John Flett: Mission and Two World Wars

How many times do I have to say it? Go buy this book!

John Flett, The Witness of God: The Trinity, Missio Dei, Karl Barth, and the Nature of Christian Community (Eerdmans, 2010): 65.
The marked success of the Western missionary enterprise, coordinated with the failure of Western civilization evident in World War I, established a[n]...historical condition leading to the discovery of the church's missionary nature. Once missions had established Christian communities, what relationship did these younger churches have to the older sending churches? Complex infrastructure, paternalism, and fears concerning the leadership capacity of "native" Christians made it difficult for Western missions to relinquish governing control. World War II proved a boon in this regard. As missionaries found themselves interned, indigenous leadership assumed control over these "orphaned" missions. These historic missions became recognized as churches in their own right.
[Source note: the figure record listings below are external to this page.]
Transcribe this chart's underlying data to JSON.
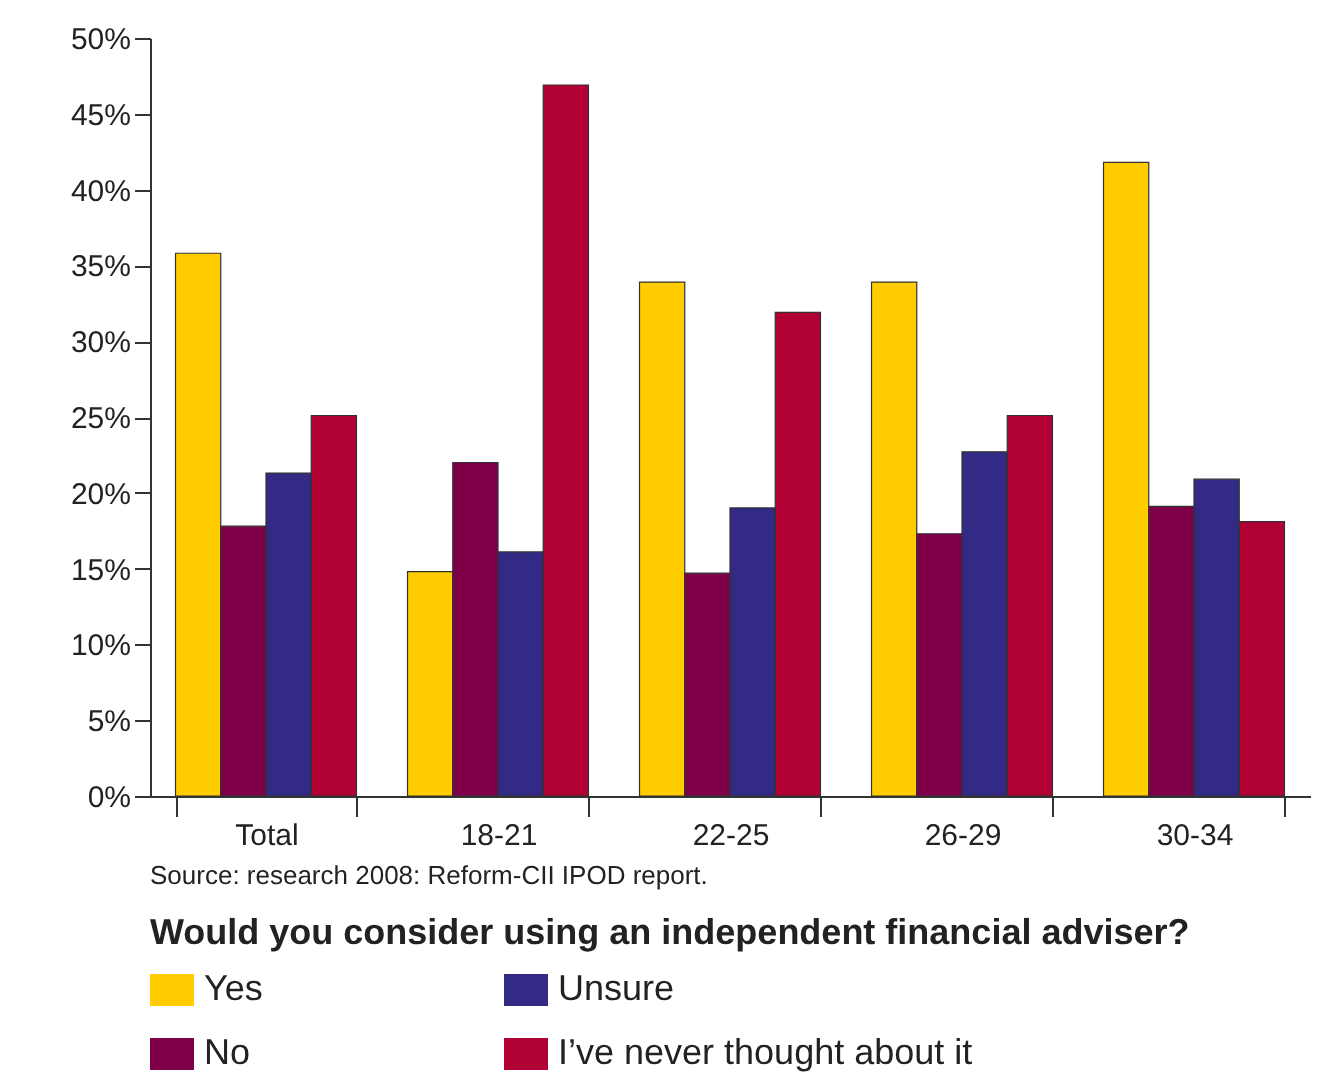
{
  "chart_data": {
    "type": "bar",
    "title": "Would you consider using an independent financial adviser?",
    "categories": [
      "Total",
      "18-21",
      "22-25",
      "26-29",
      "30-34"
    ],
    "series": [
      {
        "name": "Yes",
        "color": "#ffcc00",
        "values": [
          35.8,
          14.8,
          33.9,
          33.9,
          41.8
        ]
      },
      {
        "name": "No",
        "color": "#7f0048",
        "values": [
          17.8,
          22.0,
          14.7,
          17.3,
          19.1
        ]
      },
      {
        "name": "Unsure",
        "color": "#332a86",
        "values": [
          21.3,
          16.1,
          19.0,
          22.7,
          20.9
        ]
      },
      {
        "name": "I’ve never thought about it",
        "color": "#b10034",
        "values": [
          25.1,
          46.9,
          31.9,
          25.1,
          18.1
        ]
      }
    ],
    "ylim": [
      0,
      50
    ],
    "yticks": [
      {
        "value": 0,
        "label": "0%"
      },
      {
        "value": 5,
        "label": "5%"
      },
      {
        "value": 10,
        "label": "10%"
      },
      {
        "value": 15,
        "label": "15%"
      },
      {
        "value": 20,
        "label": "20%"
      },
      {
        "value": 25,
        "label": "25%"
      },
      {
        "value": 30,
        "label": "30%"
      },
      {
        "value": 35,
        "label": "35%"
      },
      {
        "value": 40,
        "label": "40%"
      },
      {
        "value": 45,
        "label": "45%"
      },
      {
        "value": 50,
        "label": "50%"
      }
    ],
    "grid": false,
    "legend": "bottom",
    "annotations": [
      "Source: research 2008: Reform-CII IPOD report."
    ]
  }
}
The two world wars equally altered missionary leadership to the ineffectiveness of Christianity in the "sending" countries of the West. As Hartenstein suggests, "We have learned in these last years to think differently about the superiority of European culture. Every heathen throws our own words back into our faces." Missions could no longer draw on some imagined Western superiority. Indeed, they discovered a mission field in their own backyard. Geographical terms were no longer adequate to frame the missionary enterprise. Mission became something true for every church regardless of the particular location. The church does not have a mission, she is missionary.